JAKARTA- Putusan Mahkamah Konstitusi yang mengabaikan laporan kecurangan secara sistimatis terstruktur dan masif dalam pemilu presiden telah menciderai azas demokrasi dalam Pancasila dan hukum-hukum yang berlaku di Indonesia. Hal ini disampaikan oleh Ketua Front Pelopor, Rachmawati Soekarnoputri kepada Bergelora.com Senin (25/8) di Jakarta.
“Saya ingatkan sekali lagi bahwa demokrasi Indonesia adalah demokrasi pancasila seperti pada Pancasila sila ke empat yang masih tercantum dalam mukadimah Undang-undang Dasar 1945. Putusan 9 hakim MK itu justru menjauhi demokrasi Pancasila karena mengesahkan kecurangan-kecurangan dalam Pilpres,” tegasnya.
Dengan demikian Rachmawati memastikan bahwa keberadaan Mahkamah Konstitusi adalah alat yang dipakai untuk menginjak-injak Undang-undang Dasar 1945 dan Pancasila, bukan untuk menegakkan konstitusi.
“Memang MK adalah perangkat yang dipaksakan dalam sistim bernegara di Indonesia pada saat Indonesia terjerat hutang pada IMF dan Bank Dunia pada penghujung Orde Baru. Yang kemudian disahkan dalam amandemen UUD 1945 di Jaman Megawati Soekarnoputri,” jelasnya.
Untuk itu menurutnya, rakyat harus mendesak DPR agar meninjau ulang keberadaan Undang-undang Mahkamah Konstitusi.
“Bahkan rakyat harus segera bangkit berjuang untuk kembali ke Undang-undang dasar 1945 yang asli untuk mengakhiri rantai manipulasi dan penindasan Imperialisme di Indonesia,” tegasnya.
Pansus MK
DPR menurutnya, sebagai wakil-wakil rakyat harus segera menyiapkan Panitia Khusus (Pansus) untuk memeriksa penyelewangan Mahkamah Konstitusi terhadap Pancasila dan Undang-undang Dasar 1945, agar dapat menata kembali demokrasi Indonesia hanya berlandaskan pada Pancasila dan Undang-undang Dasar 1945 yang asli.
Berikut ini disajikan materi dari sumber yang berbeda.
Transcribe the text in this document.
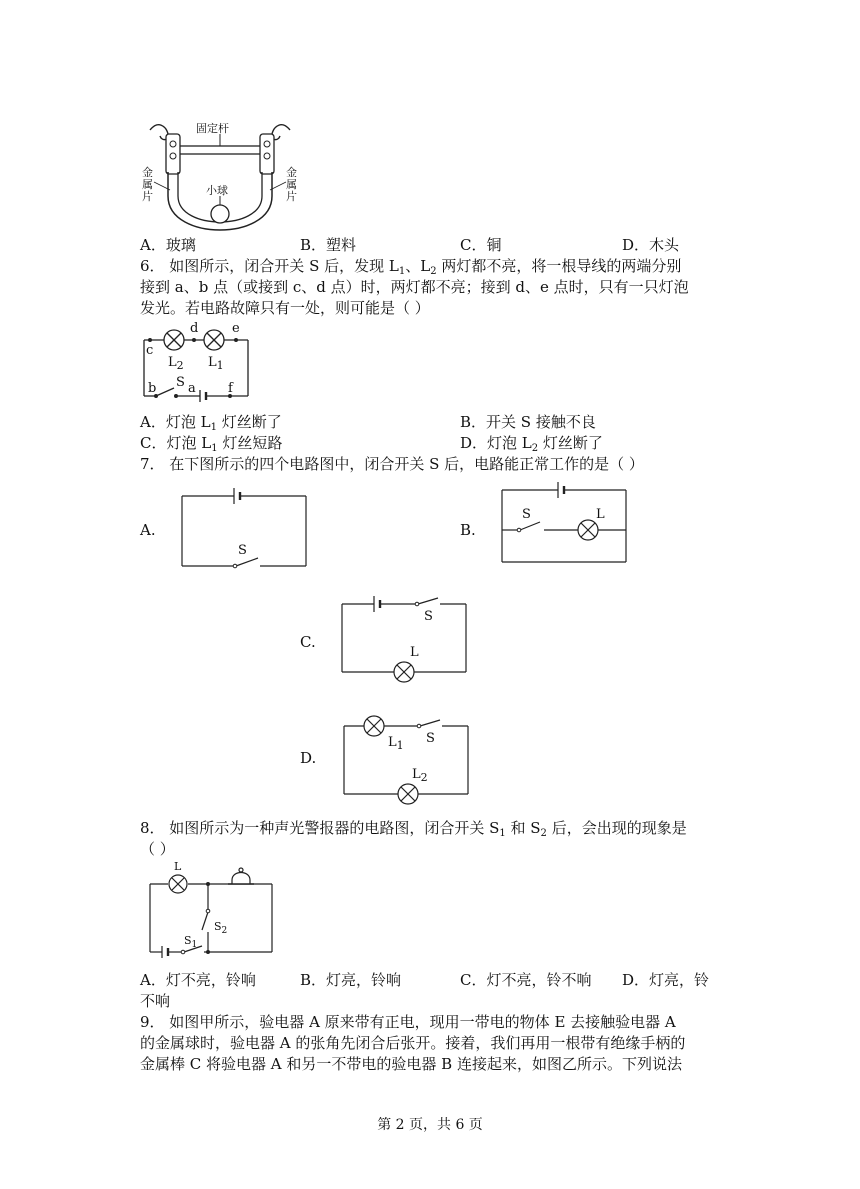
固定杆
小球
金
属
片
金
属
片
A．玻璃	B．塑料	C．铜	D．木头
6． 如图所示，闭合开关 S 后，发现 $L_1$、$L_2$ 两灯都不亮，将一根导线的两端分别
接到 a、b 点（或接到 c、d 点）时，两灯都不亮；接到 d、e 点时，只有一只灯泡
发光。若电路故障只有一处，则可能是（ ）
c
d	e
b S a f
$L_2$ $L_1$
A．灯泡 $L_1$ 灯丝断了	B．开关 S 接触不良
C．灯泡 $L_1$ 灯丝短路	D．灯泡 $L_2$ 灯丝断了
7． 在下图所示的四个电路图中，闭合开关 S 后，电路能正常工作的是（ ）
A.
S
B.
S	L
C.
S
L
D.
S
$L_1$
$L_2$
8． 如图所示为一种声光警报器的电路图，闭合开关 $S_1$ 和 $S_2$ 后，会出现的现象是
（ ）
L
$S_2$
$S_1$
A．灯不亮，铃响	B．灯亮，铃响	C．灯不亮，铃不响 D．灯亮，铃
不响
9． 如图甲所示，验电器 A 原来带有正电，现用一带电的物体 E 去接触验电器 A
的金属球时，验电器 A 的张角先闭合后张开。接着，我们再用一根带有绝缘手柄的
金属棒 C 将验电器 A 和另一不带电的验电器 B 连接起来，如图乙所示。下列说法
第 2 页，共 6 页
“Ada 100 juta rakyat Indonesia yang terdiri dari 70 juta pemilih dan 30-an juta rakyat yang tidak memilih karena meragukan sistem demokrasi liberal yang hak konstitusionalnya dilanggar oleh putusan mahkamah konstitusi. Mereka semua secara pasti menolak keputusan MK. DPR harus memperjuangkan hak mereka,” tegasnya.
Menurutnya Pansus MK ini pentingan untuk membuka wawasan masyarakat bahwa pemilihan umum itu merupakan kedaulatan rakyat, bukan ditentukan oleh sebuah lembaga yang bertentangan dengan Pancasila dan UUD’45.
“DPR, harus membuktikan dirinya berdasarkan Pancasila dan benar-benar mewakili aspirasi rakyat yang berdaulat dan jangan menjadi tukang stempel kepentingan imperialis,” tegasnya.
Pidato Bung Karno
Dibawah ini adalah pidato Bung Karno 1 Juni 1945 sebagai “Kaitjoo” (ketua) dari “Dokuritsu Zyunbi Tyoosakai”, Badan Penyelidik Usaha Persiapan Kemerdekaan (BPUPKI) yang menjadi azas demokrasi dalam Pancasila.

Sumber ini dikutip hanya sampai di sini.